Ian Murray seamus2001 at attbi.com
Sun Sep 8 13:01:12 PDT 2002


----- Original Message ----- From: <topp8564 at mail.usyd.edu.au>


>
> http://www.zmag.org/zmag/articles/chomskysept97.htm
>
> "These radical changes in the conception of human rights and democracy were
not
> introduced primarily by legislation, but by judicial decisions and
intellectual
> commentary.

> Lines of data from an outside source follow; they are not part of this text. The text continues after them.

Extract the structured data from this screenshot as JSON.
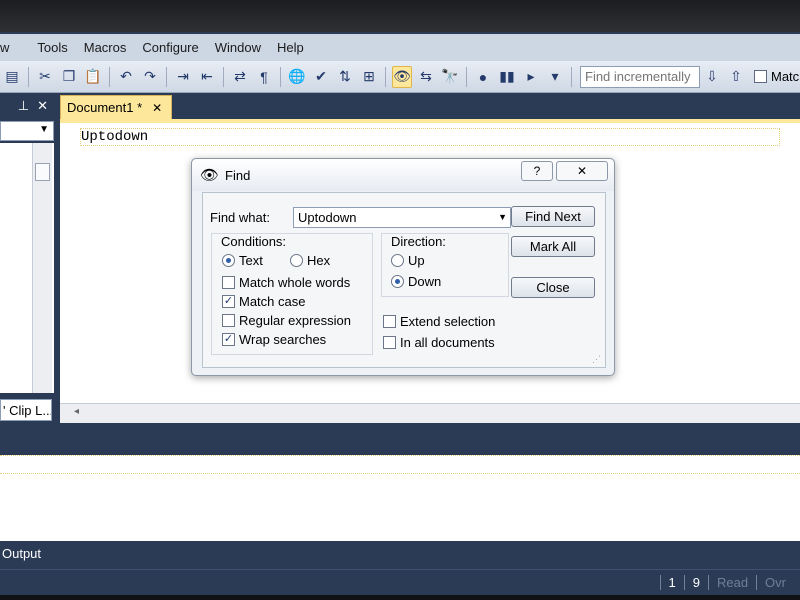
{
  "menu": [
    "w",
    "Tools",
    "Macros",
    "Configure",
    "Window",
    "Help"
  ],
  "toolbar": {
    "find_incremental_placeholder": "Find incrementally",
    "match_label": "Matc"
  },
  "left_panel": {
    "pin_icon": "pin-icon",
    "close_icon": "close-icon",
    "bottom_tab": "' Clip L..."
  },
  "document": {
    "tab_label": "Document1 *",
    "tab_close": "✕",
    "content": "Uptodown"
  },
  "dialog": {
    "title": "Find",
    "help_label": "?",
    "close_label": "✕",
    "find_what_label": "Find what:",
    "find_what_value": "Uptodown",
    "conditions_label": "Conditions:",
    "text_label": "Text",
    "hex_label": "Hex",
    "match_whole_words": "Match whole words",
    "match_case": "Match case",
    "regular_expression": "Regular expression",
    "wrap_searches": "Wrap searches",
    "direction_label": "Direction:",
    "up_label": "Up",
    "down_label": "Down",
    "extend_selection": "Extend selection",
    "in_all_documents": "In all documents",
    "find_next": "Find Next",
    "mark_all": "Mark All",
    "close": "Close",
    "state": {
      "text_selected": true,
      "hex_selected": false,
      "match_whole_words_checked": false,
      "match_case_checked": true,
      "regular_expression_checked": false,
      "wrap_searches_checked": true,
      "direction": "Down",
      "extend_selection_checked": false,
      "in_all_documents_checked": false
    }
  },
  "output": {
    "tab_label": "Output"
  },
  "status": {
    "line": "1",
    "col": "9",
    "read": "Read",
    "ovr": "Ovr"
  }
}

Corporations, which previously had been considered artificial
> entities with no rights, were accorded all the rights of persons, and far
more,
> since they are "immortal persons," and "persons" of extraordinary wealth and
> power.
[snip
> The intellectual backgrounds for granting such extraordinary rights to
> "collectivist legal entities" lie in neo-Hegelian doctrines that also underlie
> Bolshevism and fascism: the idea that organic entities have rights over and
> above those of persons. > http://www.zmag.org/chomskyalbaq.htm:

[snip]


>Conservatives a century ago
> denounced the procedure, describing corporatization as a "return to feudalism"
> and "a form of communism," which is not an entirely inappropriate analogy.
> There were similar intellectual origins in neo-Hegelian ideas about the rights
> of organic entities, along with the belief in the need to have a centralized
> administration of chaotic systems--like the markets, which were totally out of
> control."

========================

If the dispute is whether NC asserted that corps. were a manifestation of neo-Hegelian political and legal theories of the firm, there's no problem.

The problem lies with the issue that the heyday of corporate law in the US, from the 14th Amendment through to Berle and Means, was also a time when US jurisprudence was in a decidedly anti-Hegelian mode, epitomized by Justice Holmes. Thus the problem is whether NC is correct in his assertions.